One of the many ways church is like a family is that you don’t get to choose who belongs to it. I never asked to have the particular brother and sister that I do. I just arrived and found one of them there already and the other one joined us later. I had no say in the matter. Nor, it turns out, do you get to choose the kind of people in your family either. We have some shared traits, but we’re also quite different people too. It’s entirely possible we might never have become friends had we met some other way but we weren’t related (obviously, both my siblings are privileged to know me…)
The church, a bit like that, is called to be a family. We aren’t supposed to have any specific say in who joins us; we ultimately get the people God has decided to make show up. Nor are we called to only reach one particular kind of people. I am on record on this blog – I don’t think homogenous unit principle churches are a great expression of the manifold wisdom of God in the gospel which specifically removes such barriers and distinctions. I do not think it is legitimate for churches to insist that they are only for or will only reach one kind of person. The church is a family, created by God, that doesn’t get to choose who belongs. Only Jesus gets to do that and only he gets to set what criteria exists to join.

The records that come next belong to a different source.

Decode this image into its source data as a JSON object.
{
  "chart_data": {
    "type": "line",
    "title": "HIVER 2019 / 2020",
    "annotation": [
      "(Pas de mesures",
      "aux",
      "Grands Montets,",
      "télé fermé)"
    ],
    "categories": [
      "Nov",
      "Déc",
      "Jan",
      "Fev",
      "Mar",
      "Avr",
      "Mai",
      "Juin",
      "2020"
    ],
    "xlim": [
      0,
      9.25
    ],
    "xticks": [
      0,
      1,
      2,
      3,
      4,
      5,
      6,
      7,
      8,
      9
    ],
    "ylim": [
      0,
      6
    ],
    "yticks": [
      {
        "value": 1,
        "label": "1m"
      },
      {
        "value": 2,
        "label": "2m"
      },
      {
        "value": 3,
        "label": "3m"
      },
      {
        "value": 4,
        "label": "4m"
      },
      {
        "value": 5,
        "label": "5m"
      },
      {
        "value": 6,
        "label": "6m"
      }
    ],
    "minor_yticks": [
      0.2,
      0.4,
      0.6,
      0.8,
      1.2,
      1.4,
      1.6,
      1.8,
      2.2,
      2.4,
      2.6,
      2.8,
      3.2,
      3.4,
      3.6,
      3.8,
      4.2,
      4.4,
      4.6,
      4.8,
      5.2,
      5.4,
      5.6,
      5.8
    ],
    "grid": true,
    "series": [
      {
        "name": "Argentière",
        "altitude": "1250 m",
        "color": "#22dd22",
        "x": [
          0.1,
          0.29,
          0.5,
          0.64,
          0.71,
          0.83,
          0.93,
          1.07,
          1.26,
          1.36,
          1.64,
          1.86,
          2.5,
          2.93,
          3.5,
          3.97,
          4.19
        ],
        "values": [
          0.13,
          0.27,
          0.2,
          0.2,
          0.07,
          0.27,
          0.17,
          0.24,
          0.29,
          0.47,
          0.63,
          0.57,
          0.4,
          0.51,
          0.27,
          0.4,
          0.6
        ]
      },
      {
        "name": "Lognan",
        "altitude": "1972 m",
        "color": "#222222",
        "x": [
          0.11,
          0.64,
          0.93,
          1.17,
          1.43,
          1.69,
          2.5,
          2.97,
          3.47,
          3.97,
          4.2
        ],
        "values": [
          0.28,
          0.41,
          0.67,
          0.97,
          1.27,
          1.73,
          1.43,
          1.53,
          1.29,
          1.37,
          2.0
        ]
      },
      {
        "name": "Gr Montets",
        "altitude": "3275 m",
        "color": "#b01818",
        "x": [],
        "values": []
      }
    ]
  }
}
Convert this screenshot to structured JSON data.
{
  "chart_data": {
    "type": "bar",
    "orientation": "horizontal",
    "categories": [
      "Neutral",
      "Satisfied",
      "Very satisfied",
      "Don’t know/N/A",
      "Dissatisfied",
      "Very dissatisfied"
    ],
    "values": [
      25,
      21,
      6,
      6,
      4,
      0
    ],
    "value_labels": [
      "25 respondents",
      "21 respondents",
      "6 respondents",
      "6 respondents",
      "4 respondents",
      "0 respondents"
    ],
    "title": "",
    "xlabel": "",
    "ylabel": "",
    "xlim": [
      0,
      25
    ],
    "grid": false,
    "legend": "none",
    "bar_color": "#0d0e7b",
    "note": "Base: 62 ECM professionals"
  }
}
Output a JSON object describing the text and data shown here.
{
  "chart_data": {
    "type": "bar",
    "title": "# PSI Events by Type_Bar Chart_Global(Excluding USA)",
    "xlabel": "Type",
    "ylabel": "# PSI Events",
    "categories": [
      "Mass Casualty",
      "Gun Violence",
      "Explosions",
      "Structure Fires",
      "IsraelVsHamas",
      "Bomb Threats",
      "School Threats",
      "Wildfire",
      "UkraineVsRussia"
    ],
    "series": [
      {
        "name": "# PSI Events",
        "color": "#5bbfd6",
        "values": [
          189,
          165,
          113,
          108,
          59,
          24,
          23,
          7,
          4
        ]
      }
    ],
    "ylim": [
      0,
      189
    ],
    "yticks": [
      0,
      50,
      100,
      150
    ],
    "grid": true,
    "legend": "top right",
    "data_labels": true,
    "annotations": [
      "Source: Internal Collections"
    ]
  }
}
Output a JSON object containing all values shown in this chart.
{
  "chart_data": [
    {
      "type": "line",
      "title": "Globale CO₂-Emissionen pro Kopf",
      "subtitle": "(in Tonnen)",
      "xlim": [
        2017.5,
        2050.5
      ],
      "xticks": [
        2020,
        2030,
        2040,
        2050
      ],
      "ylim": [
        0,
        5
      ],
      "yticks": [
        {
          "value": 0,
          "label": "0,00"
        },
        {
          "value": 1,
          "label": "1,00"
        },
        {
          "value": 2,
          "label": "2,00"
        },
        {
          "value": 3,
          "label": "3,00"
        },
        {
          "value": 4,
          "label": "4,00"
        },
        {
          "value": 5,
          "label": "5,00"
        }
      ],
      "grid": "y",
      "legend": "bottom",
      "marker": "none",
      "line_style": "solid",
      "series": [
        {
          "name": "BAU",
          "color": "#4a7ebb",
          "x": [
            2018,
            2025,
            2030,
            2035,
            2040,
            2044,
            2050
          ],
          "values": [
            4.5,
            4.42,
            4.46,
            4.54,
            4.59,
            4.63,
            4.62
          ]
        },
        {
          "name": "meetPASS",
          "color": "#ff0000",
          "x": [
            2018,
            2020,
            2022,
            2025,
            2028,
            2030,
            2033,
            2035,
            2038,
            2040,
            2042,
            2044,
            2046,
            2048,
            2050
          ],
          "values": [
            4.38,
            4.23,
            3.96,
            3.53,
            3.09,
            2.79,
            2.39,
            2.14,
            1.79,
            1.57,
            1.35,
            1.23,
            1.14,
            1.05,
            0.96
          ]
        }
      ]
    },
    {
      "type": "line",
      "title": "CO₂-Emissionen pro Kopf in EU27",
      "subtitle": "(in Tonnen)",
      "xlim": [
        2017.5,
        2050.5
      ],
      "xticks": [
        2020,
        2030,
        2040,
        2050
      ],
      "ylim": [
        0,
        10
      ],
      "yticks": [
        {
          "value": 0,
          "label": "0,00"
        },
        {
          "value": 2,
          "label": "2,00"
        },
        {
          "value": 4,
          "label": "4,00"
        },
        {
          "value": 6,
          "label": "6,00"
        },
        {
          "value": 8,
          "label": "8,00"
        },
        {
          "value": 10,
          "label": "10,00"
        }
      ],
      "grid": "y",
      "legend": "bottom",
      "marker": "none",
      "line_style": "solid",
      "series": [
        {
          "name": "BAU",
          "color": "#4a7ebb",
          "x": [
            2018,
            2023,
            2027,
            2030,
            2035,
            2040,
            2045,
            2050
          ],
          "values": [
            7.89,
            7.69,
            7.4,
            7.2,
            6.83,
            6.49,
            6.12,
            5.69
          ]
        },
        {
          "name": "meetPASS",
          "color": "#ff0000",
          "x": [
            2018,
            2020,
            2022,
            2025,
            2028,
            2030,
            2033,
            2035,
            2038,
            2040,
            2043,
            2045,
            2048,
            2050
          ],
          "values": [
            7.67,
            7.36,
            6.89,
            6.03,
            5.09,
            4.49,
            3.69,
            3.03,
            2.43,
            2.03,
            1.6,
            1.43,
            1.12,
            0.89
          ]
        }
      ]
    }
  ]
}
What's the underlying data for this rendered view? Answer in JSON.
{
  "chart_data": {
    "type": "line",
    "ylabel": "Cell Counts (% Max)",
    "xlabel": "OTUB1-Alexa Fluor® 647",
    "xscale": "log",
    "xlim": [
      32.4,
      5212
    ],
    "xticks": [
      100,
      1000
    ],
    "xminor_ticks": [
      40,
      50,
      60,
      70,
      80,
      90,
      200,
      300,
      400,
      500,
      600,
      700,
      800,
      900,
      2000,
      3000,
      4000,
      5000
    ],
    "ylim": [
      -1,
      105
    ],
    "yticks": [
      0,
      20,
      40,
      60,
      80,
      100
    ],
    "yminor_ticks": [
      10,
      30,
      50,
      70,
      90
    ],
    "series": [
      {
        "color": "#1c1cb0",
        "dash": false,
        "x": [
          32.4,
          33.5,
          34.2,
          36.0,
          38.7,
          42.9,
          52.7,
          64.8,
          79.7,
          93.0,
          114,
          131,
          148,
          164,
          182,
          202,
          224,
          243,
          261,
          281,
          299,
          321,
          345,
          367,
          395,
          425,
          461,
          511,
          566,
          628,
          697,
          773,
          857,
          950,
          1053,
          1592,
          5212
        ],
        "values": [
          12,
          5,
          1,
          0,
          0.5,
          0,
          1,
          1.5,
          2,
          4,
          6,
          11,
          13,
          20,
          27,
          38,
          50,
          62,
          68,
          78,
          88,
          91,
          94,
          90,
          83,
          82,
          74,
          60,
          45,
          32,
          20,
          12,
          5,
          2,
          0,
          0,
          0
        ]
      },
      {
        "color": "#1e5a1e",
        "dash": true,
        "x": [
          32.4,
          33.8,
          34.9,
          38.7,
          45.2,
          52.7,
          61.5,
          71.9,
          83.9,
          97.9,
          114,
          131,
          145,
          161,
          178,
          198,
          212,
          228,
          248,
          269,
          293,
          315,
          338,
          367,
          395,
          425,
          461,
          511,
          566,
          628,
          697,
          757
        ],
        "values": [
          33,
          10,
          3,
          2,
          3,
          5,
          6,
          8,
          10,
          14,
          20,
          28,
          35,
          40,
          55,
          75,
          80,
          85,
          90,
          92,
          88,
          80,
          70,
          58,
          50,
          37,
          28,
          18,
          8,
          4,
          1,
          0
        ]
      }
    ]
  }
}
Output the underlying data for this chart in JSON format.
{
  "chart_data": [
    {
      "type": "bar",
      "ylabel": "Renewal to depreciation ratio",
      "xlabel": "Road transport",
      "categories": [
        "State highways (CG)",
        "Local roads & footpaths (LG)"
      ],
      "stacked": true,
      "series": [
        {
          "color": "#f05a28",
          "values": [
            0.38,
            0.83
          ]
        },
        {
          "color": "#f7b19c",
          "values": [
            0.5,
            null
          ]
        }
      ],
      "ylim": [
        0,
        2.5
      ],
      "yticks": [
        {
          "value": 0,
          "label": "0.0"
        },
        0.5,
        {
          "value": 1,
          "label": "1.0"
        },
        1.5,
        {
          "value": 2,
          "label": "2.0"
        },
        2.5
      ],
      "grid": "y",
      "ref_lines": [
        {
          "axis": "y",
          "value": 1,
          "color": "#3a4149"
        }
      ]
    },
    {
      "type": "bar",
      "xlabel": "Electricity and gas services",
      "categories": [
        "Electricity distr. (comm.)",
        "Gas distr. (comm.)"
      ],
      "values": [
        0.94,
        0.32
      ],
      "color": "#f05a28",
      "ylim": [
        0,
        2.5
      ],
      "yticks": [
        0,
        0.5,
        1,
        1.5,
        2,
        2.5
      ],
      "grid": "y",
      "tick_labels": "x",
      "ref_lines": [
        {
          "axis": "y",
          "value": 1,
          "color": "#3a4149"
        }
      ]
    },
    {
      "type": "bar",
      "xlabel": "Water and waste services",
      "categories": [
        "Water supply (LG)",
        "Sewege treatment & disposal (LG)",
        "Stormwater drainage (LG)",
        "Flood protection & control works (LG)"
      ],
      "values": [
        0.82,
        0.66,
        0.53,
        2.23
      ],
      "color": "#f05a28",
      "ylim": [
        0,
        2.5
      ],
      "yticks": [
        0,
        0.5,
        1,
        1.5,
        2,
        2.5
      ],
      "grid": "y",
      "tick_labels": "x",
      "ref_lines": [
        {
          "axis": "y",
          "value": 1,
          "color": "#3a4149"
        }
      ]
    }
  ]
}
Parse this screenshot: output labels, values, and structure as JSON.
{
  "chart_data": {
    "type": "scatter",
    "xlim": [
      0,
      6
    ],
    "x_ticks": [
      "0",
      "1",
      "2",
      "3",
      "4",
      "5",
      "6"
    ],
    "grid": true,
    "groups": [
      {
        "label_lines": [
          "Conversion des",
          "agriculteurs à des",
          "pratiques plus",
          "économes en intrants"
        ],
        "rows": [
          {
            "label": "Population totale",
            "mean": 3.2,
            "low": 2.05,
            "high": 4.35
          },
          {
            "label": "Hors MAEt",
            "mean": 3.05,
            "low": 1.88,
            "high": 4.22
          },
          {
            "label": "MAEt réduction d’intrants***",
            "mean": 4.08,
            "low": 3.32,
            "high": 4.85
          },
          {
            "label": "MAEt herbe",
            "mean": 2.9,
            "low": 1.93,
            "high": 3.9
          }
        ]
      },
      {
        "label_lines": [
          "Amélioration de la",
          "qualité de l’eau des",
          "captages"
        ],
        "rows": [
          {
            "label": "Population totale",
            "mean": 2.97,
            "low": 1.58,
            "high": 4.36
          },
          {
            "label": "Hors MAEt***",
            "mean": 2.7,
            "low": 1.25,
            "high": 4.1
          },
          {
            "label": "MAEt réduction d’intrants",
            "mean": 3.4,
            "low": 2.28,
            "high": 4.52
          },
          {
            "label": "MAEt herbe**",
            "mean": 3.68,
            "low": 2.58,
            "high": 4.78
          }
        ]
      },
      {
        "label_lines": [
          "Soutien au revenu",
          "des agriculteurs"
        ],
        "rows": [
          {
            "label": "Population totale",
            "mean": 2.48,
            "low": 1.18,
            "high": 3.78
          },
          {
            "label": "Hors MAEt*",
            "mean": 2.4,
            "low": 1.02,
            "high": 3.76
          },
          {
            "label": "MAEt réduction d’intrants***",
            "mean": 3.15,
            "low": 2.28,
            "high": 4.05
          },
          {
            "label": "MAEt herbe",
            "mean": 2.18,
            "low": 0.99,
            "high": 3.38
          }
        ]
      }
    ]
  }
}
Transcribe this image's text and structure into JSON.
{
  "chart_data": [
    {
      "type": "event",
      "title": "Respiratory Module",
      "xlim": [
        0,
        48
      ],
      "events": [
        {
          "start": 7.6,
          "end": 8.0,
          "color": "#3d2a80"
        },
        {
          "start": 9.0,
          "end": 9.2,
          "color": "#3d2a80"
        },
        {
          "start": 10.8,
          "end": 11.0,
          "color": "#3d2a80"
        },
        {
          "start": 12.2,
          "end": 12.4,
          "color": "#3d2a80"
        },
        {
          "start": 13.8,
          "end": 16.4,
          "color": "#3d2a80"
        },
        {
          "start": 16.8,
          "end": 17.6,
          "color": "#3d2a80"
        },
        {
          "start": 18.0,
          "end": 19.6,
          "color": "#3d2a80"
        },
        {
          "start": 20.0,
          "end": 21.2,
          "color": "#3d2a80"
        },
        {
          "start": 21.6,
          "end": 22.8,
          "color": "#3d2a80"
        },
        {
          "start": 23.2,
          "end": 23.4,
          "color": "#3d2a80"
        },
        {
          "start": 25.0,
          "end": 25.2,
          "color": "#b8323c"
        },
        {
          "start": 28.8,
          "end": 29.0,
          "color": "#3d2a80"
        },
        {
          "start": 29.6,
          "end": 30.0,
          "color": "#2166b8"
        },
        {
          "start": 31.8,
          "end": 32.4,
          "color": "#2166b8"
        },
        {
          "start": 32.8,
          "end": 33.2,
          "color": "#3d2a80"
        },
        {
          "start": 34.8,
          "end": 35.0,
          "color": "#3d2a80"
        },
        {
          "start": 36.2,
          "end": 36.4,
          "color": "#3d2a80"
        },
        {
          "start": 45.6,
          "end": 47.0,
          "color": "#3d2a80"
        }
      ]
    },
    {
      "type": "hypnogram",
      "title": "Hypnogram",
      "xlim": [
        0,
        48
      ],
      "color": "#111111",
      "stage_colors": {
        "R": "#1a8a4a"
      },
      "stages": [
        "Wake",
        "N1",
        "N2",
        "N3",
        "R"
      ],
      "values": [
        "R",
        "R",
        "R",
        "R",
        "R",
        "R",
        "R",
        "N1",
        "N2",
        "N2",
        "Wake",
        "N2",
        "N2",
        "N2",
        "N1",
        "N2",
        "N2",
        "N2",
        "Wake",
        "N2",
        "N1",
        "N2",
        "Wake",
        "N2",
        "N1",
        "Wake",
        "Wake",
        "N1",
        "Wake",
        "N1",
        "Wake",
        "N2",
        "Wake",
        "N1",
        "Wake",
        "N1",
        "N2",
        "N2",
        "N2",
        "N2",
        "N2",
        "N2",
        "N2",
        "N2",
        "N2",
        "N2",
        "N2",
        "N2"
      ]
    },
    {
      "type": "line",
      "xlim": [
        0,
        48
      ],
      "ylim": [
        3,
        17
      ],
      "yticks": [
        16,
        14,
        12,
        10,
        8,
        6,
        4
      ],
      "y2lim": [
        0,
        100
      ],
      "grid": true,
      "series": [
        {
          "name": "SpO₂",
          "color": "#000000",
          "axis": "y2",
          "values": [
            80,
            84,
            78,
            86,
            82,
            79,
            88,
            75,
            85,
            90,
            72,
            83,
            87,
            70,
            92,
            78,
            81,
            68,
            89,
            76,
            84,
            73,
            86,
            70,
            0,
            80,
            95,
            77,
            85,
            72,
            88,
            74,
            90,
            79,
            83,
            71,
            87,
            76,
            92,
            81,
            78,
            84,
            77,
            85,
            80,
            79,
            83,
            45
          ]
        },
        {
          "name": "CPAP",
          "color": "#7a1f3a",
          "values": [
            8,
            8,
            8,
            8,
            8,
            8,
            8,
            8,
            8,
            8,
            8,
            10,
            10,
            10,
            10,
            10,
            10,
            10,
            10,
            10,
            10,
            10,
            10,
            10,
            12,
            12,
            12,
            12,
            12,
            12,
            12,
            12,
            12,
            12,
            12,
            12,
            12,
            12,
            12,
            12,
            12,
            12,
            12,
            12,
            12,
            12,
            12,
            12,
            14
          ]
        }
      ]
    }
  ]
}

One of the beauties of the church is when we are drawn from many different tribes, tongues and nations, and express our differing cultures in the life of the church and yet all belong together as one people. It is manifestly a manifestation of the gospel when we see such different people welcomed into the same family, all belonging together on the same terms and all in community together that is not centred on personalities or preferences or culture or anything other than the saving gospel of the Lord Jesus Christ. We don’t get together because we have some shared affinity; we get together because we belong to the same family even though we are drawn from as varied a range of backgrounds as you can imagine.